The top 10 deals were struck in telecom sector, which is looking at ways to reduce debt and refocus on its core activities.
PricewaterhouseCoopers’ (PWC) latest report, Technology Sector Insights, released today shows market confidence with the return of large transactions in 2003.
“In India, M&A in the technology sector (including telecom) accounted for approximately 19 per cent of the total deal value during first half of 2003.
Information technology contributed 5 per cent and telecom 14 per cent of the total deal value during this period.
In the business process outsourcing (BPO) segment, most deals in India have been backed by venture capital, said PWC director Deepak Kapoor.

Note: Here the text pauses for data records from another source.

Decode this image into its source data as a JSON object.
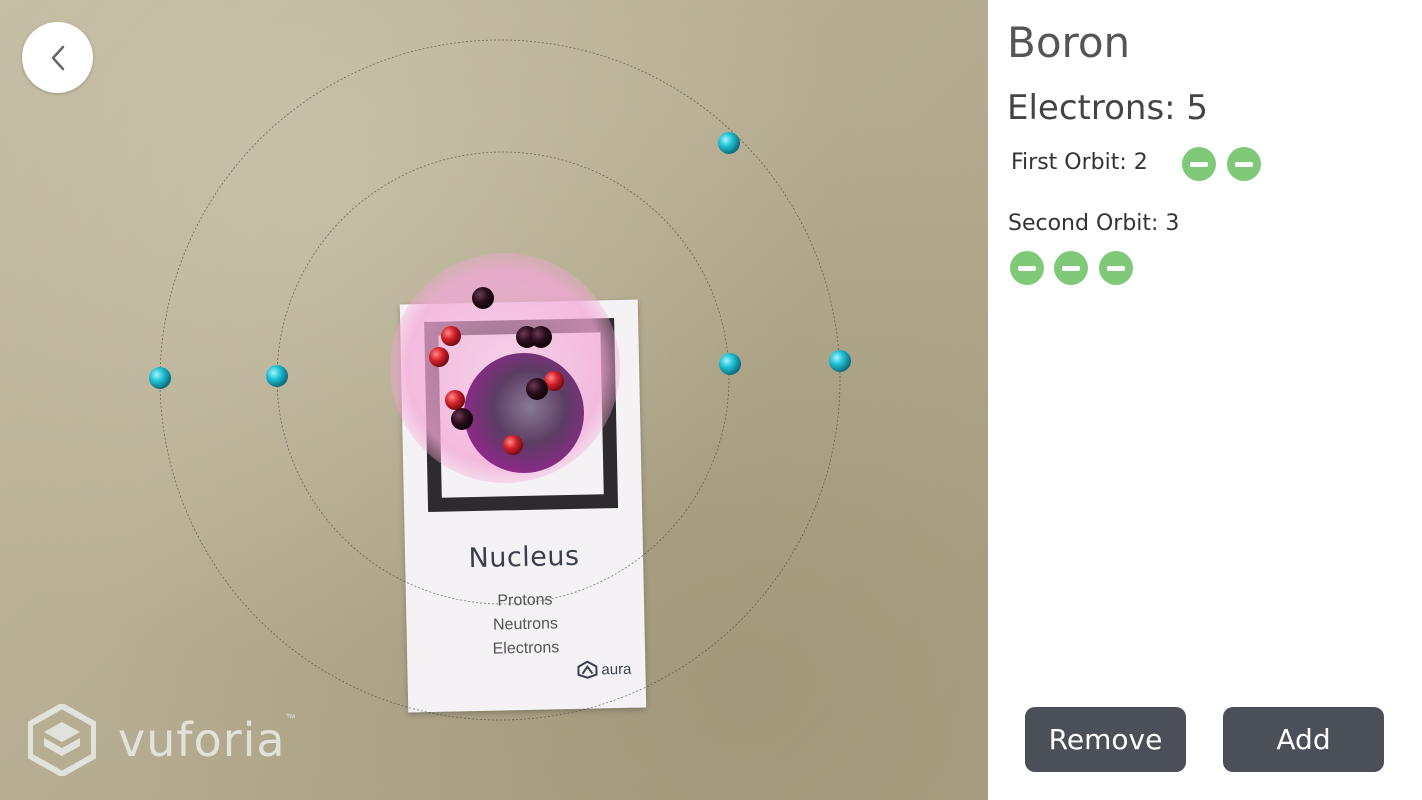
{
  "ar_view": {
    "back_icon": "chevron-left-icon",
    "marker_card": {
      "title": "Nucleus",
      "lines": [
        "Protons",
        "Neutrons",
        "Electrons"
      ],
      "logo_text": "aura"
    },
    "watermark": {
      "text": "vuforia",
      "tm": "™"
    },
    "colors": {
      "electron": "#26c3d6",
      "proton": "#d8262f",
      "neutron": "#2a0c1c",
      "nucleus_glow": "#f3a7d6"
    }
  },
  "panel": {
    "element_name": "Boron",
    "electrons_label": "Electrons: 5",
    "orbits": [
      {
        "label": "First Orbit: 2",
        "electrons": 2
      },
      {
        "label": "Second Orbit: 3",
        "electrons": 3
      }
    ],
    "remove_icon": "minus-circle-icon",
    "remove_label": "Remove",
    "add_label": "Add",
    "colors": {
      "remove_icon": "#7fc978",
      "button_bg": "#4a4f58"
    }
  }
}
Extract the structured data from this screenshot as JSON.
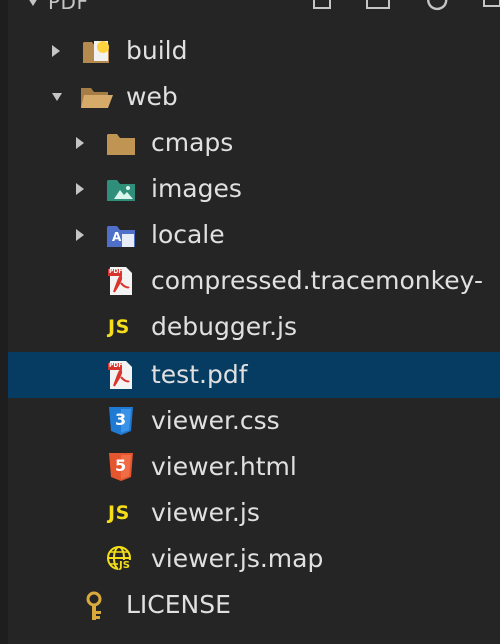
{
  "explorer": {
    "section_title": "PDF",
    "items": [
      {
        "label": "build",
        "type": "folder",
        "icon": "build-folder-icon"
      },
      {
        "label": "web",
        "type": "folder",
        "icon": "folder-open-icon"
      },
      {
        "label": "cmaps",
        "type": "folder",
        "icon": "folder-icon"
      },
      {
        "label": "images",
        "type": "folder",
        "icon": "images-folder-icon"
      },
      {
        "label": "locale",
        "type": "folder",
        "icon": "locale-folder-icon"
      },
      {
        "label": "compressed.tracemonkey-",
        "type": "file",
        "icon": "pdf-file-icon"
      },
      {
        "label": "debugger.js",
        "type": "file",
        "icon": "js-file-icon"
      },
      {
        "label": "test.pdf",
        "type": "file",
        "icon": "pdf-file-icon",
        "selected": true
      },
      {
        "label": "viewer.css",
        "type": "file",
        "icon": "css-file-icon"
      },
      {
        "label": "viewer.html",
        "type": "file",
        "icon": "html-file-icon"
      },
      {
        "label": "viewer.js",
        "type": "file",
        "icon": "js-file-icon"
      },
      {
        "label": "viewer.js.map",
        "type": "file",
        "icon": "map-file-icon"
      },
      {
        "label": "LICENSE",
        "type": "file",
        "icon": "license-file-icon"
      }
    ],
    "icons_text": {
      "js": "JS",
      "pdf_tag": "PDF",
      "css_number": "3",
      "html_number": "5",
      "locale_letter": "A"
    }
  },
  "colors": {
    "background": "#252526",
    "selection": "#063b62",
    "text": "#e0e0e0",
    "folder": "#c09553",
    "images_folder": "#3da68a",
    "locale_folder": "#5c7bd6",
    "js": "#f5de19",
    "css": "#1f7ad4",
    "html": "#e4572e",
    "pdf": "#d8342b"
  }
}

In 2002, $127 million was invested in Indian BPO companies in 12 deals, which was approximately 25 per cent of the total value of the private equity investment, across all sectors in India and 40 per cent of the total number of private equity investments in India.
Cross-border deals have increased in 2003 as acquirers have become less risk averse and have regained confidence in the economy.
Another important factor has been the increasing convergence between technologies, such as voice and data networks.
This will continue as hardware, software, telecommunications and IT services companies look to merge, stated the PWC report.
Worldwide, software and IT services accounted for 50 per cent of total technology deals in terms of numbers and 32 per cent by value in the first half of 2003.
Prominant among these were large telecommunications deals, accounting for 30 per cent and 55 per cent of total market volume and value respectively.
Hardware suppliers have suffered with deal values falling from 20 per cent in 2002 to less than 3 per cent in the first half of 2003.